Anonymity was comfortable for this veteran — she never took a bow or accepted an award, always shunning the spotlight. Her children — eight daughters and six sons — learned the value of modesty and humility, all while seeing how she made giving to others and caring for those in need her life’s most rewarding work.
With her 14 children at home, this veteran took in an infant whose parents were incarcerated, this after the police just figured Mrs. Markey would know what to do. That baby lived with us for a good portion of a year, until the mother got out of jail. At other times, mom took in her son’s friend who no longer could get along with his father, and this friend lived with us for months. Years later, she took in another young teen with the same problems at home.
That steely resolve, forged in Appalachia and honed in service to her country overseas, was omnipresent. At times of crisis, injuries, accidents, and high emotion, she never wavered. She fed the hungry, clothed the poor, and gave shelter to those in need. Mom was a living advertisement for the Corporal Works of Mercy.

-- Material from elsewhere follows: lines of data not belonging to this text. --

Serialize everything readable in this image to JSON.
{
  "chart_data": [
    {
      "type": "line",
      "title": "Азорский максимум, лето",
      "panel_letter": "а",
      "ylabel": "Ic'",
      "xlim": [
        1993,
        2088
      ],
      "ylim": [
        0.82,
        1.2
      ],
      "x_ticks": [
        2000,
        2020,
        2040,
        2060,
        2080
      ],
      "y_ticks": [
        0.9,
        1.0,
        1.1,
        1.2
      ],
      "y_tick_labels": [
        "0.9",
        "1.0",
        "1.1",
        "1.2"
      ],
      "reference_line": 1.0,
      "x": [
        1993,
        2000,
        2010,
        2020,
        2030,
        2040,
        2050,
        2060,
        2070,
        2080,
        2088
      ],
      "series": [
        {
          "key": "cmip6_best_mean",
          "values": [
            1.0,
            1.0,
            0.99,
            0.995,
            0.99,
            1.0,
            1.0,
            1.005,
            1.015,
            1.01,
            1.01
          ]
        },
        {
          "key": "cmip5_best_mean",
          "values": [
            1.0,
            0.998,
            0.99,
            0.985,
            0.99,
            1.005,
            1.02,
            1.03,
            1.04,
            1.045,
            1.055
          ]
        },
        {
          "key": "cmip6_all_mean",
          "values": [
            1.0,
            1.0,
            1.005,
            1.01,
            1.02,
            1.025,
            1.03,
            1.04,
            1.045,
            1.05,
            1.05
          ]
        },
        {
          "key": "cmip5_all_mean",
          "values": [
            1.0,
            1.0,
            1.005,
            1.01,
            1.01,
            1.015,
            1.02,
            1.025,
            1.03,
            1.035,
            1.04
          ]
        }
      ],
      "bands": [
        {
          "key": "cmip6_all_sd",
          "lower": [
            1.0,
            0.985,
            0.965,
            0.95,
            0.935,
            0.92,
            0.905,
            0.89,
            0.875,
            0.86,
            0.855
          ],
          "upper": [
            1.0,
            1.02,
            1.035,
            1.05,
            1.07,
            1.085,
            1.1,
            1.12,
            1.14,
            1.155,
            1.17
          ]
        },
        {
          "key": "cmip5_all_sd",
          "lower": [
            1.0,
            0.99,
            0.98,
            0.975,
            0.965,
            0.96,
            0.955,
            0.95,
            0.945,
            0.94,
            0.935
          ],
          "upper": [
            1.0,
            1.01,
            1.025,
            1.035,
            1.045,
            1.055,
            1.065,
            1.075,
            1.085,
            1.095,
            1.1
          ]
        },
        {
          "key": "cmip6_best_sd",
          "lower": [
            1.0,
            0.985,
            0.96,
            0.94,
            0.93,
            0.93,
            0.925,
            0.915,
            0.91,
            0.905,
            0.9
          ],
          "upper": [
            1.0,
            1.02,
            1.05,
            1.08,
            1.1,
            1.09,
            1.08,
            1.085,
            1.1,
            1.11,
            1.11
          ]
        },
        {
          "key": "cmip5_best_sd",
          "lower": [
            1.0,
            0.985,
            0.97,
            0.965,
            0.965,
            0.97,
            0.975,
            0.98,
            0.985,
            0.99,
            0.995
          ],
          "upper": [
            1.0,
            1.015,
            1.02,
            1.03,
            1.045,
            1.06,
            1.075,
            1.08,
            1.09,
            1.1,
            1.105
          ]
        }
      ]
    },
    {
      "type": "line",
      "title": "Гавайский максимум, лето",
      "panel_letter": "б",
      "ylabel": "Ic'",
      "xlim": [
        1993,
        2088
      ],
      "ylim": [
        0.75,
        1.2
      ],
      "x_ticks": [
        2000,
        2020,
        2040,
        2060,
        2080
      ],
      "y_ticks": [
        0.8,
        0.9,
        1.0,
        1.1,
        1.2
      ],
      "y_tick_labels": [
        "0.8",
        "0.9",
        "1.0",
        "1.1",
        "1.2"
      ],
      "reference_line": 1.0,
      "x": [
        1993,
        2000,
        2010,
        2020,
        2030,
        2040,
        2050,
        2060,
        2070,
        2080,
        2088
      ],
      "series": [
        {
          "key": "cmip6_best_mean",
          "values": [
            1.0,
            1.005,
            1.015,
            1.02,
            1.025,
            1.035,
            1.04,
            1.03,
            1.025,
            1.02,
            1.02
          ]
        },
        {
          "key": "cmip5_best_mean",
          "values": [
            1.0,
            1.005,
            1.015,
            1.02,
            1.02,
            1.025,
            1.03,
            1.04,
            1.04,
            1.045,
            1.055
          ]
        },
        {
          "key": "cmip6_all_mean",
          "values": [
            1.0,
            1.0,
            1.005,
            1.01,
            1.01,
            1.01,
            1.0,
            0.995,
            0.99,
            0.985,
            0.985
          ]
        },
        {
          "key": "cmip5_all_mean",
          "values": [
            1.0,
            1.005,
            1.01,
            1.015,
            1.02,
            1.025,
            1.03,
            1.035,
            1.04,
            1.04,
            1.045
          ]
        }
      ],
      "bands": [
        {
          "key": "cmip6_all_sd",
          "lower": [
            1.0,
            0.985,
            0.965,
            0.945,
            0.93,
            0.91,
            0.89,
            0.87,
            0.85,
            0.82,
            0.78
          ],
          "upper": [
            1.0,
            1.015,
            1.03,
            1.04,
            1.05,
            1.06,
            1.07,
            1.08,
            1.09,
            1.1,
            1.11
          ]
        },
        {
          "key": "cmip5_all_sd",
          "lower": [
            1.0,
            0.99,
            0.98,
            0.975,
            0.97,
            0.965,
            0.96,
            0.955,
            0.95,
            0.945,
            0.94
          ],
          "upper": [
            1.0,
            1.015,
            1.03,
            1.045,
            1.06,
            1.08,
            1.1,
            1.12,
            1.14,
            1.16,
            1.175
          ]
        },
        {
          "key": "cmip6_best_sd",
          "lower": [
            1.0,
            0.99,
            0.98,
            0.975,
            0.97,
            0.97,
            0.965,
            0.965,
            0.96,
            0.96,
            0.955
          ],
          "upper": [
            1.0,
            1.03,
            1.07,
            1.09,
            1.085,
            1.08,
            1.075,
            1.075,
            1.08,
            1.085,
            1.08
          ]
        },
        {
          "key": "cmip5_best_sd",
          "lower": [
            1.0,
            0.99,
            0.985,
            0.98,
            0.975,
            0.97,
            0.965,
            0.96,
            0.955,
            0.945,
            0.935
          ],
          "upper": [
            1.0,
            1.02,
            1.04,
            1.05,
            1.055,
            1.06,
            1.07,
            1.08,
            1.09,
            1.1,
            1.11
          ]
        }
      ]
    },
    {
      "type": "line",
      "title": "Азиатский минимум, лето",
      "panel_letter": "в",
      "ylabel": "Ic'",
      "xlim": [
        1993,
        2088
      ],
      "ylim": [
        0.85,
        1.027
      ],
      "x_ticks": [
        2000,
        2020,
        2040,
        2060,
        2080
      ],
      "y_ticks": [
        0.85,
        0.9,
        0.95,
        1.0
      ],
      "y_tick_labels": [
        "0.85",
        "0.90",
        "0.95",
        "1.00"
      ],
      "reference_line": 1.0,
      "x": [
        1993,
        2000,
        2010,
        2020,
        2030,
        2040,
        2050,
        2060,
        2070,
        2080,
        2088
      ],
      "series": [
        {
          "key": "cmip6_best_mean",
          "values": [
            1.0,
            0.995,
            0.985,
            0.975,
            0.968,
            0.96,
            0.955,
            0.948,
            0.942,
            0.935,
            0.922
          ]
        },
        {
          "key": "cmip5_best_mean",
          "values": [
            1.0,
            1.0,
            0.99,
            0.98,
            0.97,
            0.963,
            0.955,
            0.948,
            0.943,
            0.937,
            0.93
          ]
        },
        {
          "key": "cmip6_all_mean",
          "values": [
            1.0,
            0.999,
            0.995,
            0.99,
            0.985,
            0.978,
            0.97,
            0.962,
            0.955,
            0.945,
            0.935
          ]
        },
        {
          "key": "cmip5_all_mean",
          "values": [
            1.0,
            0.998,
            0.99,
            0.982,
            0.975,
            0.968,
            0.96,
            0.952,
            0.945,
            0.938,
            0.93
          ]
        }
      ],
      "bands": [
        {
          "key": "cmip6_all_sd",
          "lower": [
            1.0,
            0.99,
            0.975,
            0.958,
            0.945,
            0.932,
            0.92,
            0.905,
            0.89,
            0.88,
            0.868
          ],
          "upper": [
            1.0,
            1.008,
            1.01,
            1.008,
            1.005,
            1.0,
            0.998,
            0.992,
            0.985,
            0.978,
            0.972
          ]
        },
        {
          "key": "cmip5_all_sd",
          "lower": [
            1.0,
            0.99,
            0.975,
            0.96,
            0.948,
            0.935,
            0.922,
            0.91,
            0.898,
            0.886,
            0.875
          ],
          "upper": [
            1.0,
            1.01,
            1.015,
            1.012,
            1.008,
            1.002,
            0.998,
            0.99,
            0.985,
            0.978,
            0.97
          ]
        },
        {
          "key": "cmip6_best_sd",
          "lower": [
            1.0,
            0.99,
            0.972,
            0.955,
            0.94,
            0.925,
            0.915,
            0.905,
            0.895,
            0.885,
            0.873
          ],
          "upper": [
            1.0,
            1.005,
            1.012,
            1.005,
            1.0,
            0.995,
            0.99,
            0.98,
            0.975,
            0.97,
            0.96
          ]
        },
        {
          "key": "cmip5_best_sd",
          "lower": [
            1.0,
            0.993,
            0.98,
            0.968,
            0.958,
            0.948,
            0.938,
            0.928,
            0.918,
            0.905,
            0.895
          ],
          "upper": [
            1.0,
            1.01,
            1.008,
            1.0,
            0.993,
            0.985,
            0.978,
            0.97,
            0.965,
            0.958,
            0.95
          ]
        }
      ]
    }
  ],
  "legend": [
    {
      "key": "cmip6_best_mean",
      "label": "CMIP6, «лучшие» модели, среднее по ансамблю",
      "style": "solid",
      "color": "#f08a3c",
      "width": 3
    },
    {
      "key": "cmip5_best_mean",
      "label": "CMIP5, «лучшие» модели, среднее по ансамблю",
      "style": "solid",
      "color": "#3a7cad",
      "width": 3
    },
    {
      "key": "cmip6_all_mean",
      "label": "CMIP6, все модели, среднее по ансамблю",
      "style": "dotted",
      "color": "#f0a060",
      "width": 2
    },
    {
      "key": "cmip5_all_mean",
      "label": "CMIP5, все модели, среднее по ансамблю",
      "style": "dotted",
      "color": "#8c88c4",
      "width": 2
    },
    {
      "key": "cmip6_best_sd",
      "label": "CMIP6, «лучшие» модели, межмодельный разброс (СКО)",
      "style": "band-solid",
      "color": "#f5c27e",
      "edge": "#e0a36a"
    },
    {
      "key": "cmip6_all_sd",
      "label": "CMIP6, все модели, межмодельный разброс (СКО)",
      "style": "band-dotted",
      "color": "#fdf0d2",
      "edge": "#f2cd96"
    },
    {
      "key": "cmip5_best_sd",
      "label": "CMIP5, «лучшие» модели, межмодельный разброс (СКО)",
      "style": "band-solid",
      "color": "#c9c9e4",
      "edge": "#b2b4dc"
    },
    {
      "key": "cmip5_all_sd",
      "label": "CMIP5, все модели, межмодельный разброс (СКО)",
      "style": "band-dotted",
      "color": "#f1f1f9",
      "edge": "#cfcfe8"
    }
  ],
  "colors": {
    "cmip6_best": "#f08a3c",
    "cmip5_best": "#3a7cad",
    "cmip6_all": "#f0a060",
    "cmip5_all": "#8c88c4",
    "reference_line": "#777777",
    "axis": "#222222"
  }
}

She taught us to care for all God’s creatures, big and small. I believe birds came from miles around, just to dine at Mrs. Markey’s backyard feeders. Nothing went to waste. Our family dog was the happiest canine on the block, dieting on rich table scraps long before that practice became frowned upon. When there were puppies, Mom made sure there was a nice, warm bed for the mother and her brood.
Mom was into her 70s when I asked her how she got through all of that turmoil, death, and destruction in World War II. Her immediate one-word answer was “prayer.” Her faith and her strength were a lesson for all.
There was that emotional confluence of tears and smiles when we put Mom to rest at Arlington National Cemetery, there among some of the same brave soldiers she had cared for many years before. It was the proper resting place for a humble veteran, First Lieutenant Helen Matthews Markey, U.S. Army. Her country got her best, and so did we.